Water

Only 4% CSR funds go to save water: Jal Shakti minister Shekhawat

During India Water Week, the Union minister says even water-intensive industries dedicate only 11% of their CSR spending to water conservation

 
By Shagun Kapil
Last Updated: Thursday 26 September 2019
People must also think about multiple use of the same water too, said Union Minister for Jal Shakti Gajdendra Singh Shekhawat. Photo: Twitter

Only four per cent of funds earmarked for corporate social responsibility (CSR) funds was spent on water conservation, said Union Jal Shakti Minister Gajendra Singh Shekhawat at the sixth India Water Week celebrations in New Delhi on September 25, 2019.

“I asked for a report on this a few days ago and that’s when I came to know that only four per cent of the country’s CSR money is being used on water conservation. Even the water-intensive industries dedicate only 11 per cent of their CSR spending to it,” said Shekhawat.

The industrial sector is the third-most affected by the water crisis, the minister added while urging corporates to increase their expenditure on water. “It's a question of do or die for industries and they should think about it,” he said. 

In this time of crisis, besides reusing water, people must also think about multiple use of the same water, he said.

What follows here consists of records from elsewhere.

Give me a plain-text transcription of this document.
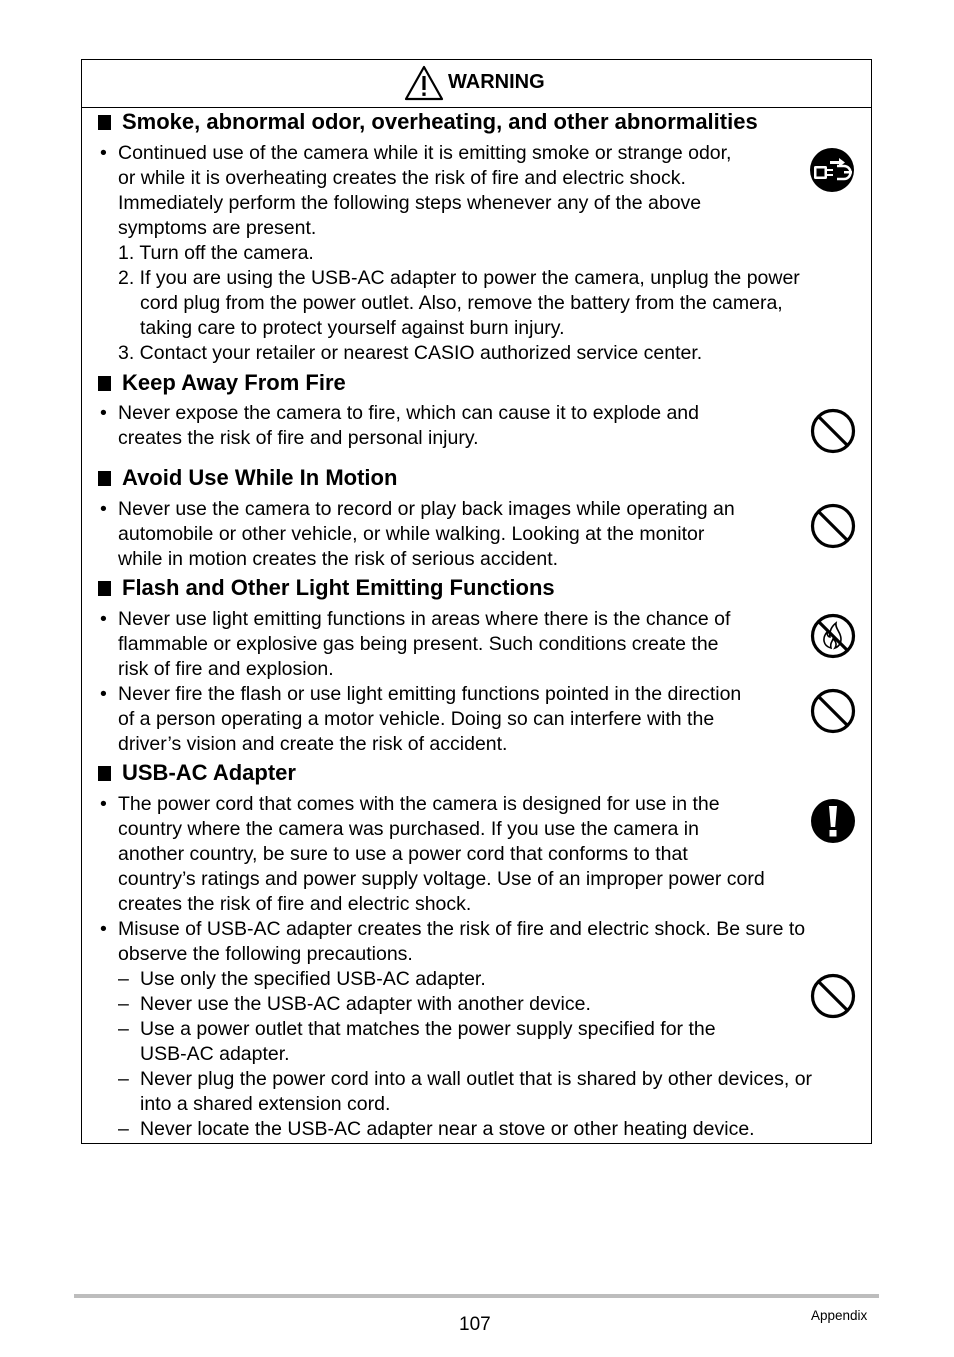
WARNING
Smoke, abnormal odor, overheating, and other abnormalities
• Continued use of the camera while it is emitting smoke or strange odor,
or while it is overheating creates the risk of fire and electric shock.
Immediately perform the following steps whenever any of the above
symptoms are present.
1. Turn off the camera.
2. If you are using the USB-AC adapter to power the camera, unplug the power
cord plug from the power outlet. Also, remove the battery from the camera,
taking care to protect yourself against burn injury.
3. Contact your retailer or nearest CASIO authorized service center.
Keep Away From Fire
• Never expose the camera to fire, which can cause it to explode and
creates the risk of fire and personal injury.
Avoid Use While In Motion
• Never use the camera to record or play back images while operating an
automobile or other vehicle, or while walking. Looking at the monitor
while in motion creates the risk of serious accident.
Flash and Other Light Emitting Functions
• Never use light emitting functions in areas where there is the chance of
flammable or explosive gas being present. Such conditions create the
risk of fire and explosion.
• Never fire the flash or use light emitting functions pointed in the direction
of a person operating a motor vehicle. Doing so can interfere with the
driver’s vision and create the risk of accident.
USB-AC Adapter
• The power cord that comes with the camera is designed for use in the
country where the camera was purchased. If you use the camera in
another country, be sure to use a power cord that conforms to that
country’s ratings and power supply voltage. Use of an improper power cord
creates the risk of fire and electric shock.
• Misuse of USB-AC adapter creates the risk of fire and electric shock. Be sure to
observe the following precautions.
– Use only the specified USB-AC adapter.
– Never use the USB-AC adapter with another device.
– Use a power outlet that matches the power supply specified for the
USB-AC adapter.
– Never plug the power cord into a wall outlet that is shared by other devices, or
into a shared extension cord.
– Never locate the USB-AC adapter near a stove or other heating device.
107	Appendix
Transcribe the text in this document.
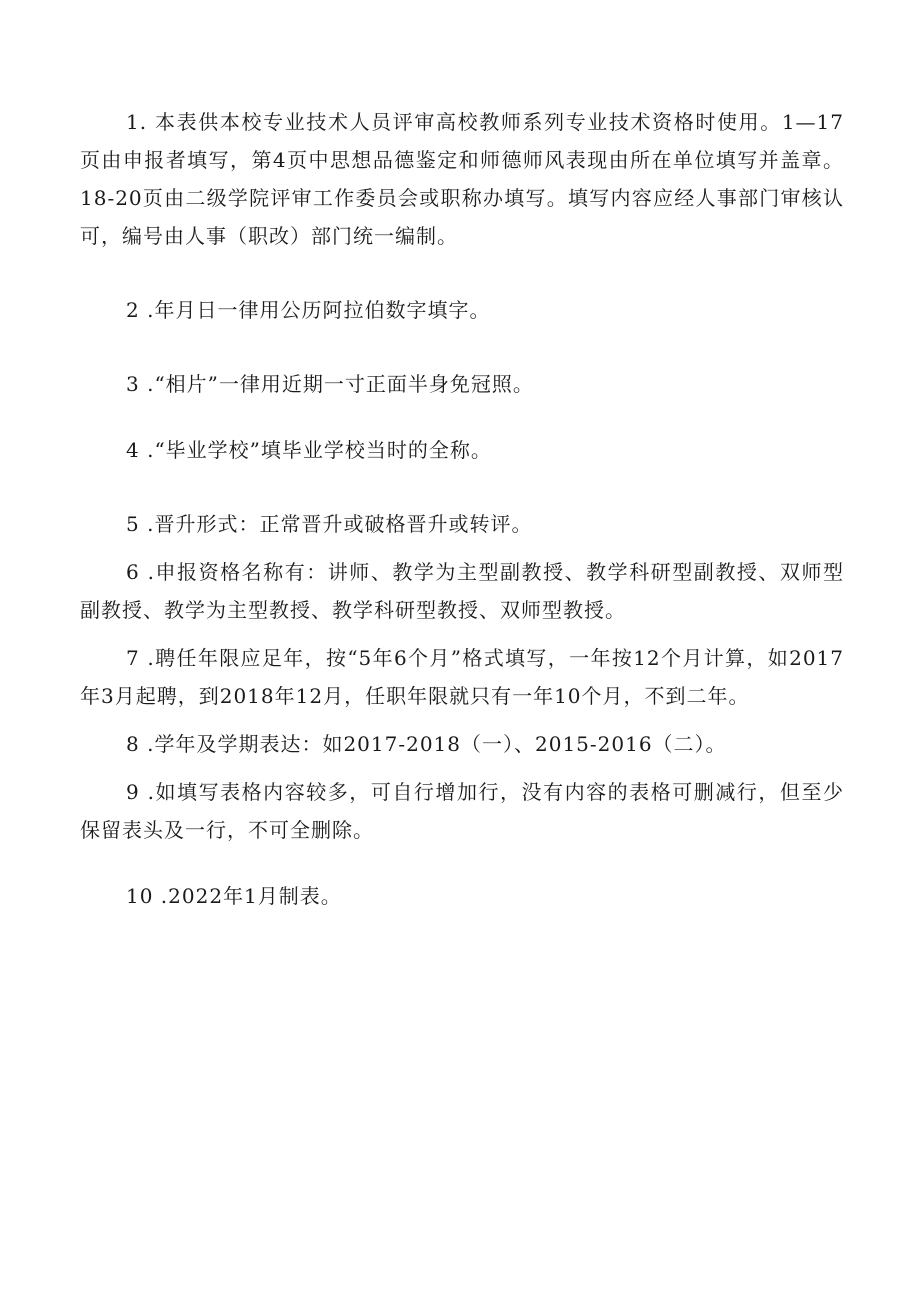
1. 本表供本校专业技术人员评审高校教师系列专业技术资格时使用。1—17页由申报者填写，第4页中思想品德鉴定和师德师风表现由所在单位填写并盖章。18-20页由二级学院评审工作委员会或职称办填写。填写内容应经人事部门审核认可，编号由人事（职改）部门统一编制。

2 .年月日一律用公历阿拉伯数字填字。

3 .“相片”一律用近期一寸正面半身免冠照。

4 .“毕业学校”填毕业学校当时的全称。

5 .晋升形式：正常晋升或破格晋升或转评。

6 .申报资格名称有：讲师、教学为主型副教授、教学科研型副教授、双师型副教授、教学为主型教授、教学科研型教授、双师型教授。

7 .聘任年限应足年，按“5年6个月”格式填写，一年按12个月计算，如2017年3月起聘，到2018年12月，任职年限就只有一年10个月，不到二年。

8 .学年及学期表达：如2017-2018（一）、2015-2016（二）。

9 .如填写表格内容较多，可自行增加行，没有内容的表格可删减行，但至少保留表头及一行，不可全删除。

10 .2022年1月制表。
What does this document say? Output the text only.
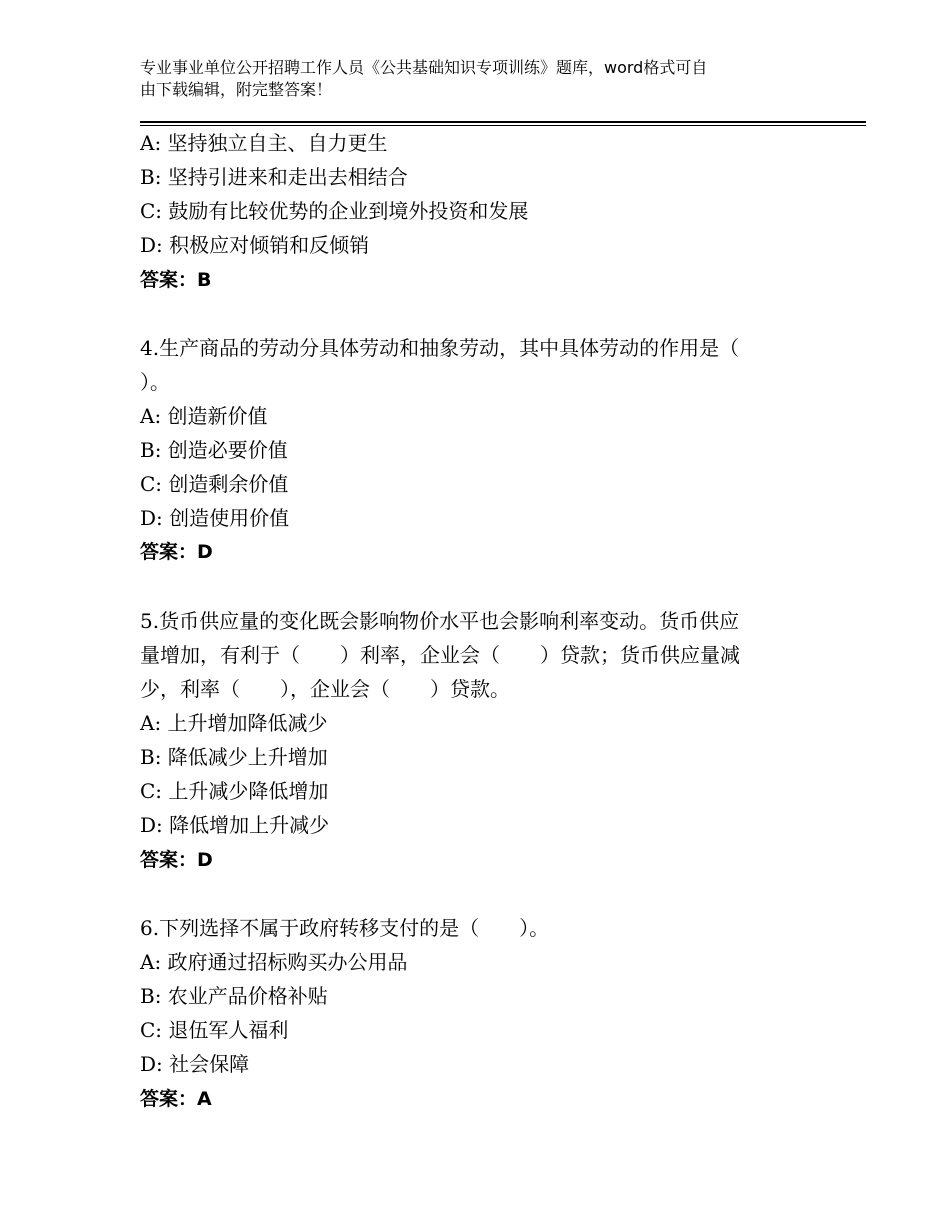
专业事业单位公开招聘工作人员《公共基础知识专项训练》题库，word格式可自
由下载编辑，附完整答案！
A: 坚持独立自主、自力更生
B: 坚持引进来和走出去相结合
C: 鼓励有比较优势的企业到境外投资和发展
D: 积极应对倾销和反倾销
答案：B
4.生产商品的劳动分具体劳动和抽象劳动，其中具体劳动的作用是（
）。
A: 创造新价值
B: 创造必要价值
C: 创造剩余价值
D: 创造使用价值
答案：D
5.货币供应量的变化既会影响物价水平也会影响利率变动。货币供应
量增加，有利于（　　）利率，企业会（　　）贷款；货币供应量减
少，利率（　　），企业会（　　）贷款。
A: 上升增加降低减少
B: 降低减少上升增加
C: 上升减少降低增加
D: 降低增加上升减少
答案：D
6.下列选择不属于政府转移支付的是（　　）。
A: 政府通过招标购买办公用品
B: 农业产品价格补贴
C: 退伍军人福利
D: 社会保障
答案：A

“Every drop counts and only water harvesting won’t work. It's time for water conservation and judicious use of water to make India water secure. We have contaminated all our water sources. We have to take care of our traditional water sources and revive them as well as the new ones,” said Shekhawat.

Even as states are making progress in water management, the overall performance remains well below what is required to adequately tackle India’s water challenges, highlighted the second-edition of Niti Aayog’s Comprehensive Water Management Index 2019.

Shekhawat echoed these views by saying that rivers must not be treated as water sources.

“We did a mistake by treating rivers as water sources. they are, in fact, a path. They should have clean flowing water. We take out their clean water and put dirty contaminated water in them,” he added.

The theme of this year’s India Water Week is ‘Water cooperation: Coping with 21st Century Challenges’ and the partner countries are Japan and the European Union.

About 1,500 delegates from India and abroad are participating in the event, which is hosting 63 delegates from 28 countries.